Coming for me at the Institute? Have I mentioned lately that Bud is eighty feet long (plus tail) and his wingspread is easily three times that? And I may not have impressed on you enough that the Institute is pretty much buried among its trees. The only conceivable place for even a medium-sized dragon to touch down is just inside the gate, and even at that he's going to have to be one hell of a tricky flyer — and Bud isn't medium-sized. But if anybody was going to be a tricky flyer it would be Bud. Which was okay as far as it goes. Which wasn't far enough.

I did think briefly about some of the more open spaces on the far side of the gate, but I didn't think of them long. In the first place there aren't any wide open spaces on the other side of the gate for at least a couple of miles — sure there's a lot of parking lot but it's full of streetlight stanchions (yes, at our front door — but they're really dim and the fence blocks the light) and the row of garages runs down kind of the middle of it, and beyond that was the first (or last) of the motels and the gas stations.

And "letting the genie out of the bottle" didn't begin to cover what letting one of our dragons fly out through the gate would do to our lovely user-friendly new reputation, no matter how good the excuse turned out to be. And while I was sure I would see it as the perfect, ultimate, unchallengeable excuse, I couldn't be sure it would translate that way to all the people who only knew anything about Smokehill from reading about it over their coffee in an apartment building where they have to walk three blocks to see a tree, and their idea of "animals" is the Pekingese next door or the goldfish across the hall. And what had happened once could happen again, which had been the only point worth making about the poacher. So it was going to have to be the little squeezy-by-dragon-standards space inside the front gate.

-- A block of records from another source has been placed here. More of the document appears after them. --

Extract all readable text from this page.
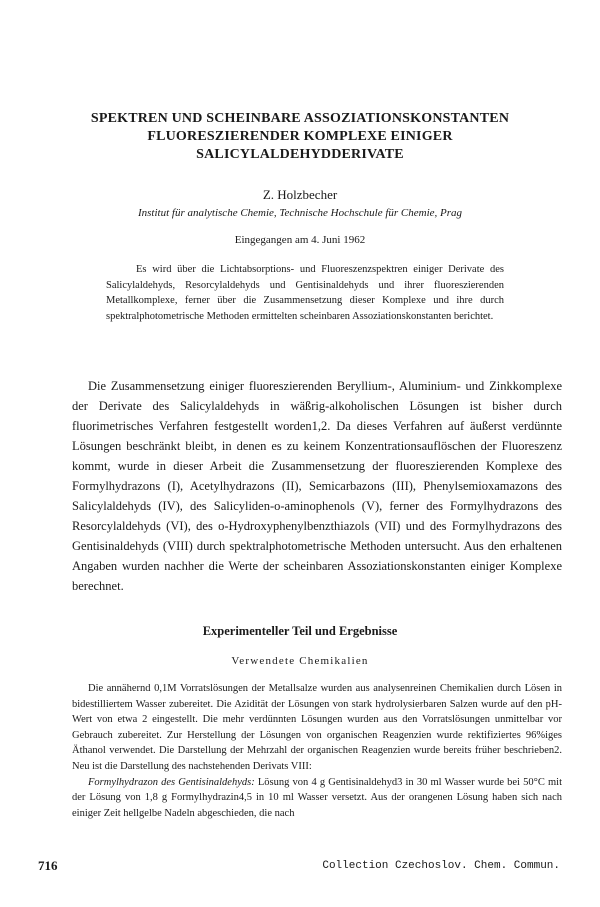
SPEKTREN UND SCHEINBARE ASSOZIATIONSKONSTANTEN
FLUORESZIERENDER KOMPLEXE EINIGER
SALICYLALDEHYDDERIVATE
Z. Holzbecher
Institut für analytische Chemie, Technische Hochschule für Chemie, Prag
Eingegangen am 4. Juni 1962
Es wird über die Lichtabsorptions- und Fluoreszenzspektren einiger Derivate des Salicylaldehyds, Resorcylaldehyds und Gentisinaldehyds und ihrer fluoreszierenden Metallkomplexe, ferner über die Zusammensetzung dieser Komplexe und ihre durch spektralphotometrische Methoden ermittelten scheinbaren Assoziationskonstanten berichtet.
Die Zusammensetzung einiger fluoreszierenden Beryllium-, Aluminium- und Zinkkomplexe der Derivate des Salicylaldehyds in wäßrig-alkoholischen Lösungen ist bisher durch fluorimetrisches Verfahren festgestellt worden1,2. Da dieses Verfahren auf äußerst verdünnte Lösungen beschränkt bleibt, in denen es zu keinem Konzentrationsauflöschen der Fluoreszenz kommt, wurde in dieser Arbeit die Zusammensetzung der fluoreszierenden Komplexe des Formylhydrazons (I), Acetylhydrazons (II), Semicarbazons (III), Phenylsemioxamazons des Salicylaldehyds (IV), des Salicyliden-o-aminophenols (V), ferner des Formylhydrazons des Resorcylaldehyds (VI), des o-Hydroxyphenylbenzthiazols (VII) und des Formylhydrazons des Gentisinaldehyds (VIII) durch spektralphotometrische Methoden untersucht. Aus den erhaltenen Angaben wurden nachher die Werte der scheinbaren Assoziationskonstanten einiger Komplexe berechnet.
Experimenteller Teil und Ergebnisse
Verwendete Chemikalien
Die annähernd 0,1M Vorratslösungen der Metallsalze wurden aus analysenreinen Chemikalien durch Lösen in bidestilliertem Wasser zubereitet. Die Azidität der Lösungen von stark hydrolysierbaren Salzen wurde auf den pH-Wert von etwa 2 eingestellt. Die mehr verdünnten Lösungen wurden aus den Vorratslösungen unmittelbar vor Gebrauch zubereitet. Zur Herstellung der Lösungen von organischen Reagenzien wurde rektifiziertes 96%iges Äthanol verwendet. Die Darstellung der Mehrzahl der organischen Reagenzien wurde bereits früher beschrieben2. Neu ist die Darstellung des nachstehenden Derivats VIII:
Formylhydrazon des Gentisinaldehyds: Lösung von 4 g Gentisinaldehyd3 in 30 ml Wasser wurde bei 50°C mit der Lösung von 1,8 g Formylhydrazin4,5 in 10 ml Wasser versetzt. Aus der orangenen Lösung haben sich nach einiger Zeit hellgelbe Nadeln abgeschieden, die nach
716	Collection Czechoslov. Chem. Commun.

The best thing I could think of to do was tell Dad. He was, as I keep saying, still the big boss of the institute. If he said "we have a dragon flying in and we need the space inside the gates clear" people had to listen. And he did and they did but it was still a messy business — the first thing tourists do when you tell them it's an emergency is complain. Cooperate is way far down on the tourist-response list. You'd think the idea of seeing a flying dragon up close would appeal to them, but their first reaction was that they'd paid their entrance fee and they were going to stay entered. Then Dad applied me to the problem like a tourniquet to a wound — or maybe more like a gag — anyway having made the announcement and got the Rangers on shepherding duty (a lot of tourists all moaning together doesn't sound so unlike a bunch of baaing sheep) I played the Pied Piper out through the gate and then hung around answering questions while the Rangers rounded up the stragglers.